At 100k and 1M, multithreaded CPU (pytorch, numpy) wins. Kernel launch overhead exceeds compute.
At 10M and 100M, cljrs-gpu is fastest. Beats pytorch-mps by 20 to 35 percent despite going through generic wgpu instead of Apple's hand-tuned MPS kernels.
Single-thread Rust is 10 to 13x behind vectorized CPU paths at large N, as expected.

Kernel source

vec4 grid-stride WGSL, emitted from cljrs:

@group(0) @binding(0) var<storage, read>       src: array<vec4<f32>>;
@group(0) @binding(1) var<storage, read_write> dst: array<vec4<f32>>;

@compute @workgroup_size(256)
fn main(@builtin(global_invocation_id) gid: vec3<u32>,
        @builtin(num_workgroups) nwg: vec3<u32>) {
    let stride = nwg.x * 256u;
    let n = arrayLength(&src);
    var i = gid.x;
    loop {
        if (i >= n) { break; }
        let v = src[i];
        dst[i] = sin(v) + cos(v * 2.0);
        i = i + stride;
    }
}

Each thread processes four f32s via a vec4 load.

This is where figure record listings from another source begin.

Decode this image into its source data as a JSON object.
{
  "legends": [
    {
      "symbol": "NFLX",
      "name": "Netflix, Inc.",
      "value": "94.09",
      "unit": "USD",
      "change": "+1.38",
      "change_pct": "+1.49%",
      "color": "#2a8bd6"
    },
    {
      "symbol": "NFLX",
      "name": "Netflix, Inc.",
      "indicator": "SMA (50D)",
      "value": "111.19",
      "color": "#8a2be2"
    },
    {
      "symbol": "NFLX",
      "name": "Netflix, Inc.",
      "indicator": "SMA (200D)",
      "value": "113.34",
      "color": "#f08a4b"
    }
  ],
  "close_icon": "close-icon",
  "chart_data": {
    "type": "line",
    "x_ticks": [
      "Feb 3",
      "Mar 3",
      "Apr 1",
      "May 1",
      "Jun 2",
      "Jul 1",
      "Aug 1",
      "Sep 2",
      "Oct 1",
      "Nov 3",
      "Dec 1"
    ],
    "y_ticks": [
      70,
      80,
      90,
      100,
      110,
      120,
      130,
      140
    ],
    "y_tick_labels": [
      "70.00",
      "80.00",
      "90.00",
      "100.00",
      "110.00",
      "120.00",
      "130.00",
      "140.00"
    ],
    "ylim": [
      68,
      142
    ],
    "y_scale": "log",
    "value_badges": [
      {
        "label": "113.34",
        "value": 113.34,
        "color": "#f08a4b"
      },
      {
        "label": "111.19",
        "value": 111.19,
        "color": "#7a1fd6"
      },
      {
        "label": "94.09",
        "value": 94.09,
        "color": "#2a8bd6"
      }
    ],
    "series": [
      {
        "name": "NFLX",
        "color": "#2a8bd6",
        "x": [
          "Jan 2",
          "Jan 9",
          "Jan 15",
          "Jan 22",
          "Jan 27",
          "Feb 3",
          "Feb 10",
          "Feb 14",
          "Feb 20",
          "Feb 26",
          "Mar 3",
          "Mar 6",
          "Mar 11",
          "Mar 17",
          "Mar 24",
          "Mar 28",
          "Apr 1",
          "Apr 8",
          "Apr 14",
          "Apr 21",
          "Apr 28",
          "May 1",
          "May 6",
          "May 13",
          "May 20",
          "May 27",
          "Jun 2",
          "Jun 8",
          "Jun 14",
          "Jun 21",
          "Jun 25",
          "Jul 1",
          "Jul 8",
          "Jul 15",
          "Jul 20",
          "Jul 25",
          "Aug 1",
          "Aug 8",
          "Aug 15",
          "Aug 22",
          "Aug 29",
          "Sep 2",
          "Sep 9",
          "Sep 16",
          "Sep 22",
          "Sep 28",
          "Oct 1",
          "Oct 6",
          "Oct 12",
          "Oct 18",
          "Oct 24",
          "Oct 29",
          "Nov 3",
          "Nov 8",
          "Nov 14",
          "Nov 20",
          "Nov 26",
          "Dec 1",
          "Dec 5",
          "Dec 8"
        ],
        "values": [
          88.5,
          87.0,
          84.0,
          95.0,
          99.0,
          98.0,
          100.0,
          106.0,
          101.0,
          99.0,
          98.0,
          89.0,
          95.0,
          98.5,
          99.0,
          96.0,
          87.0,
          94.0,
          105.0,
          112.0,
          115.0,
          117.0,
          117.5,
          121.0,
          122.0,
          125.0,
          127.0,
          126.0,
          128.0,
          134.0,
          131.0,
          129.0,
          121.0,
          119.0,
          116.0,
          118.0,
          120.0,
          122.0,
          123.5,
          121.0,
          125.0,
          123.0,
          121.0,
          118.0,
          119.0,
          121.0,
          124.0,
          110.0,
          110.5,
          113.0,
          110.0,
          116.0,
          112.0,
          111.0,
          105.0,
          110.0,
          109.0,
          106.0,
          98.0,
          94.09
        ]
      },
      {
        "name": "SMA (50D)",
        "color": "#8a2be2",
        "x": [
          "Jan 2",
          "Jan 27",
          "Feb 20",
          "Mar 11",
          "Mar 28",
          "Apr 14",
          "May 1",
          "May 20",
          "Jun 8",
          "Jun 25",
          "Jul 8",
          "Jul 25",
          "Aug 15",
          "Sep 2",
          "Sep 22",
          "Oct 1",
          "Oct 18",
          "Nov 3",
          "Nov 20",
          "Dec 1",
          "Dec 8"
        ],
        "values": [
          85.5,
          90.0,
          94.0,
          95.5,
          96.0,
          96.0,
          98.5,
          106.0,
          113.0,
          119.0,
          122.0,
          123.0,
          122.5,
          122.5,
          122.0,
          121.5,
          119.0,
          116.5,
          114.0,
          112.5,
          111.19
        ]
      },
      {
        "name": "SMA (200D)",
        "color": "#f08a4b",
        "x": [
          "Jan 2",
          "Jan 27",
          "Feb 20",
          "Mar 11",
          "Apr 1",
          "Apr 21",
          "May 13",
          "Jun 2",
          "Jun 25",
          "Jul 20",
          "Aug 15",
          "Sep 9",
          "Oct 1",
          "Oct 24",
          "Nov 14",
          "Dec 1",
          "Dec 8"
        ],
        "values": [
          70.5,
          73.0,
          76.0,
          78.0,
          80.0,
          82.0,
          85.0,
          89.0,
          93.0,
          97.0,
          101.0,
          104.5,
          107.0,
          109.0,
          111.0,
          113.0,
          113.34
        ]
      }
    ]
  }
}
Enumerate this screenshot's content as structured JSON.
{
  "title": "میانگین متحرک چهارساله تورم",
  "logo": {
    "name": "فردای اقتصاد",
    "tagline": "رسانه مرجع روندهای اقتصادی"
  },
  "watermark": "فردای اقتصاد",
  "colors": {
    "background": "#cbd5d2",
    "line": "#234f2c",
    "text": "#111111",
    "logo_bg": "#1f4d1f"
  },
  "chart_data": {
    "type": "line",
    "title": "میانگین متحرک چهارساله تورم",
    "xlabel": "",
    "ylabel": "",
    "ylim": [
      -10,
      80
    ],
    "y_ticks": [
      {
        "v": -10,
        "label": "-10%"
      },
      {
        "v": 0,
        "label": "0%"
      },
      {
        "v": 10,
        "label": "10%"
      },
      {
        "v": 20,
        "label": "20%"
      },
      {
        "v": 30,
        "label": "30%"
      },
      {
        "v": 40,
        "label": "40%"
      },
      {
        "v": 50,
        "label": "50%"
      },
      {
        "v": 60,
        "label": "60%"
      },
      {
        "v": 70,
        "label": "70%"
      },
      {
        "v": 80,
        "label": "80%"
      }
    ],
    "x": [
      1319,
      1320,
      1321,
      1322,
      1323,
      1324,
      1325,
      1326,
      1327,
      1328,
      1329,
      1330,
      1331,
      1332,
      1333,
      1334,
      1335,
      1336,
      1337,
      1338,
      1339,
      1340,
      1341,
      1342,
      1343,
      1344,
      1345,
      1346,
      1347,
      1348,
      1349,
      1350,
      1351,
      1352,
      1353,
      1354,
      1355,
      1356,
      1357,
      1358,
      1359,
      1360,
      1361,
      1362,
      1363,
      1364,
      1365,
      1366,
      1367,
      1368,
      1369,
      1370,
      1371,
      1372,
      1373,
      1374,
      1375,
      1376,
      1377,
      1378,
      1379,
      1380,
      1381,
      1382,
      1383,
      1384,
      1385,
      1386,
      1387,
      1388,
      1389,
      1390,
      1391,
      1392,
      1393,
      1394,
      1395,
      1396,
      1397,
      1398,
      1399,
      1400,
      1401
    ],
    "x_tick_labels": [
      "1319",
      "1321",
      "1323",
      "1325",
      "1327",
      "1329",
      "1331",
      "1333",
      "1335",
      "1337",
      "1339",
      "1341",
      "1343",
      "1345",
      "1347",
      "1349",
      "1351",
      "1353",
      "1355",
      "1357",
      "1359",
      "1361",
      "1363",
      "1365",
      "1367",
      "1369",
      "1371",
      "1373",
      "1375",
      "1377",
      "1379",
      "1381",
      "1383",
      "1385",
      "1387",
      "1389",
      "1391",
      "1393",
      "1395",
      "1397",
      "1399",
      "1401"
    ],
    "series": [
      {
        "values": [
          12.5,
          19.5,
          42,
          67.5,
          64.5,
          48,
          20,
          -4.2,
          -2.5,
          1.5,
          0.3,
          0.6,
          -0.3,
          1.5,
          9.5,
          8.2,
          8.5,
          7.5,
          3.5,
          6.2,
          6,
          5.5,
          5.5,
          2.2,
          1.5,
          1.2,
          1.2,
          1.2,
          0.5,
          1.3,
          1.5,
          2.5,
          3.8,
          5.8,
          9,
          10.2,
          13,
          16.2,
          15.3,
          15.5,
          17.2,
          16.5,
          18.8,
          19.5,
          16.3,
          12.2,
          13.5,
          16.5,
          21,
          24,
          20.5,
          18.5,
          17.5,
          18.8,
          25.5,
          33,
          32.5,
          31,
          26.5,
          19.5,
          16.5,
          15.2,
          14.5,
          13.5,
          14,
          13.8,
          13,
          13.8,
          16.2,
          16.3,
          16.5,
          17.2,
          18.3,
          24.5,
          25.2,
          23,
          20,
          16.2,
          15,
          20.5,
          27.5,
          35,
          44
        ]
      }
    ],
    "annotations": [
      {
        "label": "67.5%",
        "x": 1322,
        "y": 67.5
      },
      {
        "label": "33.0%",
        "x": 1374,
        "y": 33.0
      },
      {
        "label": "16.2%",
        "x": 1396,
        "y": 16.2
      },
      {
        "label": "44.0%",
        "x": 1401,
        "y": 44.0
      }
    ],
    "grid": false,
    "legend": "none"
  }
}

Cuts loop overhead by 4x and lets the memory subsystem coalesce 128-bit accesses.

Reproduce

cargo run --release --features gpu --bin gpu-bench
python bench/gpu/sincos_numpy.py
python bench/gpu/sincos_pytorch.py

Biases

cljrs-gpu includes GPU to CPU readback per call. PyTorch-MPS keeps tensors on GPU by default. If you chained ops, MPS would look even better. These numbers are one op with full round-trip.
One kernel. Doesn't exercise matmul, reductions, stencils.
macOS Accelerate on Apple Silicon. On Linux x86 numpy would use OpenBLAS or MKL. Numbers may differ.
No CUDA on this machine. Planned for a box with an NVIDIA GPU.
WebGPU not timed. Same kernel runs in browsers on the GPU demo page, but reliable browser timing needs instrumentation we haven't built yet.